当一个单元格中有两个或更多的值时,从web中抓取表变得很复杂。为了保留表结构,我设计了一种方法来计数其xpath的行号索引,在行号保持不变时实现嵌套列表。

代码语言:javascript
复制
    def get_structured_elements(name):
        """For target data that is nested and structured,
        such as a table with multiple values in a single cell."""
        driver = self.driver
    
        i = 2 # keep track of 'i' to retain the document structure.
        number_of_items = number_of_items_found()
        elements = [None] * number_of_items # len(elements) will exceed number_of_items.

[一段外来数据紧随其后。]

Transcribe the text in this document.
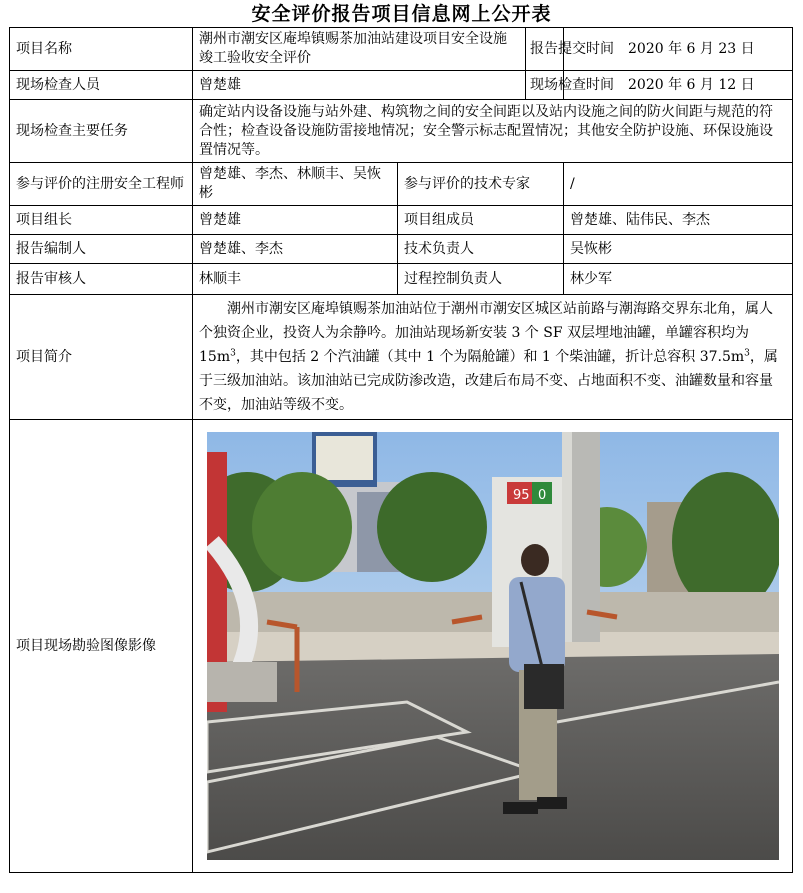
安全评价报告项目信息网上公开表
项目名称	潮州市潮安区庵埠镇赐茶加油站建设项目安全设施竣工验收安全评价		报告提交时间	2020 年 6 月 23 日
现场检查人员	曾楚雄		现场检查时间	2020 年 6 月 12 日
现场检查主要任务	确定站内设备设施与站外建、构筑物之间的安全间距以及站内设施之间的防火间距与规范的符合性；检查设备设施防雷接地情况；安全警示标志配置情况；其他安全防护设施、环保设施设置情况等。			
参与评价的注册安全工程师	曾楚雄、李杰、林顺丰、吴恢彬	参与评价的技术专家		/
项目组长	曾楚雄	项目组成员		曾楚雄、陆伟民、李杰
报告编制人	曾楚雄、李杰	技术负责人		吴恢彬
报告审核人	林顺丰	过程控制负责人		林少军
项目简介	潮州市潮安区庵埠镇赐茶加油站位于潮州市潮安区城区站前路与潮海路交界东北角，属人个独资企业，投资人为余静吟。加油站现场新安装 3 个 SF 双层埋地油罐，单罐容积均为 $15m^3$，其中包括 2 个汽油罐（其中 1 个为隔舱罐）和 1 个柴油罐，折计总容积 $37.5m^3$，属于三级加油站。该加油站已完成防渗改造，改建后布局不变、占地面积不变、油罐数量和容量不变，加油站等级不变。			
项目现场勘验图像影像	95 0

        target_data = driver.find_elements("//table/tbody/tr[" + i + "]/td[2]/a")
    
        while i - 2 < number_of_items:
            for item in target_data:
                # print(item.text, i-1)
                if elements[i - 2] == None:
                    elements[i - 2] = item.text # set to item.text value if position is empty. 
                else:
                    elements[i - 2] = [elements[i - 2]] 
                    elements[i - 2].append(item.text) # make nested list and append new value if position is occupied.
            i += 1
    
        return elements

这个简单的逻辑工作得很好,直到我试图在一个地方管理所有的定位器变量,以使代码更可重用:如何将表达式"//table/tbody/tr[" + i + "]/td[2]/a"存储在列表或字典中,以便它在插入时仍然工作?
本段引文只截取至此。